Allow me to be alarmist for a moment (John is, was, and always will be fine, but please indulge me): We’re sailing in water cold enough to induce hypothermia and kill anyone. The drysuits change it into a playground, but only if they’re working. Imagine launching with an unknowingly unzipped drysuit…you have a good run out, jibe off swell a few hundred yards out, and catch your first wave. You don’t fall, remain unaware of your unzipped state, jibe on the inside and now head way to the outside where you see some big beautiful waves setting up. Jibing a quarter mile out you fall, and take on three gallons of ice-cold water. Realizing that you never zipped up (as you shout, crosseyed in discomfort) you set up to waterstart as fast as you can. But the wind is a bit light, so you can’t get any power in the sail at all when you’re in a trough, and as some swell brings you back up into the wind, twenty extra pounds of water in your drysuit prevents you from getting back up on the board. The cycle repeats.
After a minute of this you are in trouble. Maybe it’s three minutes before one of your friends (on shore, taking a break during the lull) comes out to check on you. Now you are unable to sail, and your friend has to figure out how to get you on your board and somehow drag your icy ass back to shore before your heart stops beating. (Hey while we’re having so much fun reading this post, hop on over here and read a bunch of stories about hypothermia deaths in cold water.)
Okay, you say, will you please relax? Who hasn’t launched with an unzipped drysuit, Mr. Editor of the Peconic Puffin? Haven’t you?
Of course I have. We all have. And like most all of us most of the time all I ended up with was a cold back and a quick scare. But sailing in the ocean things can get complicated. And at the Bowl yesterday with the currents swirling near the jetty, the winds up and down and forecasted to turn increasingly offshore, the Wolf’s little episode put safety front and center in our minds.

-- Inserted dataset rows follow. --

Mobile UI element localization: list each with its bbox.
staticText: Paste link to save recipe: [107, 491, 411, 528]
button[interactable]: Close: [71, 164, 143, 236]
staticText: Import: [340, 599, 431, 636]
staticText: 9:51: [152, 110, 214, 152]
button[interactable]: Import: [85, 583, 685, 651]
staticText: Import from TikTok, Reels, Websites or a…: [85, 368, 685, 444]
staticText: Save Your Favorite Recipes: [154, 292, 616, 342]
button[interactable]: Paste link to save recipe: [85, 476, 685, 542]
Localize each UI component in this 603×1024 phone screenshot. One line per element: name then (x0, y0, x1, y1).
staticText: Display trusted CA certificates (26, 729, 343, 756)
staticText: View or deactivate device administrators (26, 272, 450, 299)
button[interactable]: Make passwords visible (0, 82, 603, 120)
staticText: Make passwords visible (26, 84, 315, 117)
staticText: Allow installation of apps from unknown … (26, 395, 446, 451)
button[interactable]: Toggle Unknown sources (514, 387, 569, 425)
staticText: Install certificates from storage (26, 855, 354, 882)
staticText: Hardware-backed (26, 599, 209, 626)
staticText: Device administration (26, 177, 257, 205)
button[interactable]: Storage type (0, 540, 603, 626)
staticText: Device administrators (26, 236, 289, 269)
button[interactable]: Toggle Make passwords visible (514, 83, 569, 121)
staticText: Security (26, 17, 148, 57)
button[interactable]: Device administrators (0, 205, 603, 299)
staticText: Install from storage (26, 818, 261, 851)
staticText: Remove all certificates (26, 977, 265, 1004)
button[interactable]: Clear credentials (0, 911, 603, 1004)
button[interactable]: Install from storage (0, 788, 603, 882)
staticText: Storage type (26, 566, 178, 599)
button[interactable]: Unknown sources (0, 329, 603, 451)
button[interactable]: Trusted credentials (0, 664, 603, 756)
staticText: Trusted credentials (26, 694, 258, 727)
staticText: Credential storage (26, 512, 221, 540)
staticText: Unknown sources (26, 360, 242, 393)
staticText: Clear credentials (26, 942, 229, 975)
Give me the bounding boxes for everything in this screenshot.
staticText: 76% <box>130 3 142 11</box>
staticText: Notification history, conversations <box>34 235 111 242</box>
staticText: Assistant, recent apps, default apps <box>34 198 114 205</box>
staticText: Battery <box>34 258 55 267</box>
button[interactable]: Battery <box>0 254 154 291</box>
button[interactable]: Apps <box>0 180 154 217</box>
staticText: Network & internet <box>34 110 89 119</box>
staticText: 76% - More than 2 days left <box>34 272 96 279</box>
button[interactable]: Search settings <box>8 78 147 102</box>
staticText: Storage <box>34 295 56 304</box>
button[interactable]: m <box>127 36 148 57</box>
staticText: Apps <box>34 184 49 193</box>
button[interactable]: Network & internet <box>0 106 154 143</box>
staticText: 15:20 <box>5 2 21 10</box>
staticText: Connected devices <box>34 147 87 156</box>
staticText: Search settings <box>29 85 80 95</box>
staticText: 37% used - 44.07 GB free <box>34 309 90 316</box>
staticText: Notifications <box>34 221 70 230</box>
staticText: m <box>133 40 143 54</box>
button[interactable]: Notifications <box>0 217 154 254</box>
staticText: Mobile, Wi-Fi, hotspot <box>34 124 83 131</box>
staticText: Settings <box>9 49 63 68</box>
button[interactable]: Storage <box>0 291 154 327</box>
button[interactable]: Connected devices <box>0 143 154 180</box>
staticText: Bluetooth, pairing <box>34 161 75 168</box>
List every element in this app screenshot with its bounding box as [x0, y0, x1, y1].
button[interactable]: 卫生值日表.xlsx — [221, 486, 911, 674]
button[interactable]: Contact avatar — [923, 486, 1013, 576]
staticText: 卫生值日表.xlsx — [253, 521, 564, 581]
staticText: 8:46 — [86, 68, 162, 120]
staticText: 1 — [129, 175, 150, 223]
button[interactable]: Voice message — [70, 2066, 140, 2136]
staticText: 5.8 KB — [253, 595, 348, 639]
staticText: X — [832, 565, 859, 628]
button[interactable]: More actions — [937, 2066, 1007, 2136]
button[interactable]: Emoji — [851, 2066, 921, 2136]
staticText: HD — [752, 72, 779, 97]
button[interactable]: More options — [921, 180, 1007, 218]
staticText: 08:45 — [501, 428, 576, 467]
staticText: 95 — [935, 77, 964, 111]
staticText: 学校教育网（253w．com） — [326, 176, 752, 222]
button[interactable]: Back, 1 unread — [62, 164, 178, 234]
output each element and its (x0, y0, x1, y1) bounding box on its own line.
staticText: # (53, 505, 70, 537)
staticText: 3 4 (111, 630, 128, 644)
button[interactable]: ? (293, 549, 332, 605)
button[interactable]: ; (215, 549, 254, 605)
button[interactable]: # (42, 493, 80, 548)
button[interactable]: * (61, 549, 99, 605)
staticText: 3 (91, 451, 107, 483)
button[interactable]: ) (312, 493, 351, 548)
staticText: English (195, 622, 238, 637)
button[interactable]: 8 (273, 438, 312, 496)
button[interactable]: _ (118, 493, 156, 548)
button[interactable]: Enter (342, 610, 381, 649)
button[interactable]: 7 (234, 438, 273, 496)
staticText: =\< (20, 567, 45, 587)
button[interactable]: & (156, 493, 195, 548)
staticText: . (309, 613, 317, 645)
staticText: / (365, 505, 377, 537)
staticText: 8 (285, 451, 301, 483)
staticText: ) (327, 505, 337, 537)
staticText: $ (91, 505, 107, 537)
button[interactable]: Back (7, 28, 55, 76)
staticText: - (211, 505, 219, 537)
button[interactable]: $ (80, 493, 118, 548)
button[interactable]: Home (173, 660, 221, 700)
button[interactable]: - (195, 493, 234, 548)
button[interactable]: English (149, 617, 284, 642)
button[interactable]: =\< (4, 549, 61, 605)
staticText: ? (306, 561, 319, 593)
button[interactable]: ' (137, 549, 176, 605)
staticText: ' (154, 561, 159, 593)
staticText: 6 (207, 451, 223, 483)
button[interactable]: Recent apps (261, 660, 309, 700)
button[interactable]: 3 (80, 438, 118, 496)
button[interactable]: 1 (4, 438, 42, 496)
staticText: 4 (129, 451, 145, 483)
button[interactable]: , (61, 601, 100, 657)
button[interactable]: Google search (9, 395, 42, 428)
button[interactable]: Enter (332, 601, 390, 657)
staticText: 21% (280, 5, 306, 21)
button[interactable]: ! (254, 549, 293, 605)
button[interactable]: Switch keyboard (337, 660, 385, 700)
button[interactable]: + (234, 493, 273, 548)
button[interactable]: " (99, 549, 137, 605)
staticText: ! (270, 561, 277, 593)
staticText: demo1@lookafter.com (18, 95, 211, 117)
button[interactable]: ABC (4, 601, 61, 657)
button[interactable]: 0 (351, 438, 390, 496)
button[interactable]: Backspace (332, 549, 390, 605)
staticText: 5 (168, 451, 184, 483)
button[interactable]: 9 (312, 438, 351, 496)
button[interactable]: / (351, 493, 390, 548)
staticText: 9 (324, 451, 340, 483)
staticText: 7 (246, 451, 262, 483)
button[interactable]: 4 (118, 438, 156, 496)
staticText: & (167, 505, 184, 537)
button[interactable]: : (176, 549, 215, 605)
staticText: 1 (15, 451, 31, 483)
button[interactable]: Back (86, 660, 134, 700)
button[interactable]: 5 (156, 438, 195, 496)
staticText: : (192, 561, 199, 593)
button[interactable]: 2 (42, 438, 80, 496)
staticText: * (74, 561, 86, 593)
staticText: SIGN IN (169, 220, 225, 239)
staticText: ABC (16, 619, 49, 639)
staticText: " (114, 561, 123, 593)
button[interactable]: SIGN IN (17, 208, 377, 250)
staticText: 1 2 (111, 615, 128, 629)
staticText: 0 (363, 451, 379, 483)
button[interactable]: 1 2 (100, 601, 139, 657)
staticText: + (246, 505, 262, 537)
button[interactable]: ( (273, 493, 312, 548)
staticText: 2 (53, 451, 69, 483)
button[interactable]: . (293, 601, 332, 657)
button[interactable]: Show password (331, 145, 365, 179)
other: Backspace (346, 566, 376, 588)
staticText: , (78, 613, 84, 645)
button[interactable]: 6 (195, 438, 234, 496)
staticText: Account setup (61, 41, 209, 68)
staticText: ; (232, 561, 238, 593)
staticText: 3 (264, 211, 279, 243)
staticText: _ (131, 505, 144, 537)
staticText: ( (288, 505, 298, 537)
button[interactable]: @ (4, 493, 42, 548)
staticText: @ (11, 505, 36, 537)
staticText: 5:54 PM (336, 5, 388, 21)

So to the great disappointment of the two seals hanging out on the inside and rating our jibes, we called it a day after a few hours. “I’ve sailed the Bowl for twenty years…I know when to quit,” said the Wolf. And we all resolved to double check our drysuit zippers in the future.
Scary! Preflight checklist each other? ("tendon - check!; zipper - check!; lines - check!")
Posted by: Sergey | February 26, 2010 at 04:20 PM
Exactly, Sergey! What you said and I check that the fin is solidly in the box.
The item to check that I think is best (or worst, depending on your perspective) hidden is the boom inhaul line that clamps the boom to the mast. If that snaps what the heck do you do? This is why I sail with safety line behind my reactor bar.
Posted by: Michael | February 26, 2010 at 05:00 PM
Hey Michael, potential situations like this one are exactly why I promote the heavy neoprene surf suits instead of bag style dry suits. There are lots of ways to put a hole in a suit of any construction... at least snug fitting neoprene only allows a bit of water in, and still insulates no matter how wet you get.
Regardless, I'm glad everyone's fine, and glad that you're using a "near-miss" to spread the word rather than waiting for a tragedy to deem it something to be concerned about!
Posted by: Andy | February 27, 2010 at 08:22 AM
skip the skippers meeting Pup, glad you are still with us...look whose calling the kettle black, eh....water feels allot heavier when it fills up your suit, been there! CD
Posted by: cd | March 01, 2010 at 08:18 PM
I do not own a dry suit for this reason, sorry I got on the Wolfs case, this time of year we must make sure all our gear is in top shape and always keep an eye out for each other. CD
Posted by: cd | March 01, 2010 at 08:29 PM
can't you guys teabag yourselves in the drink first before paddling out to sea?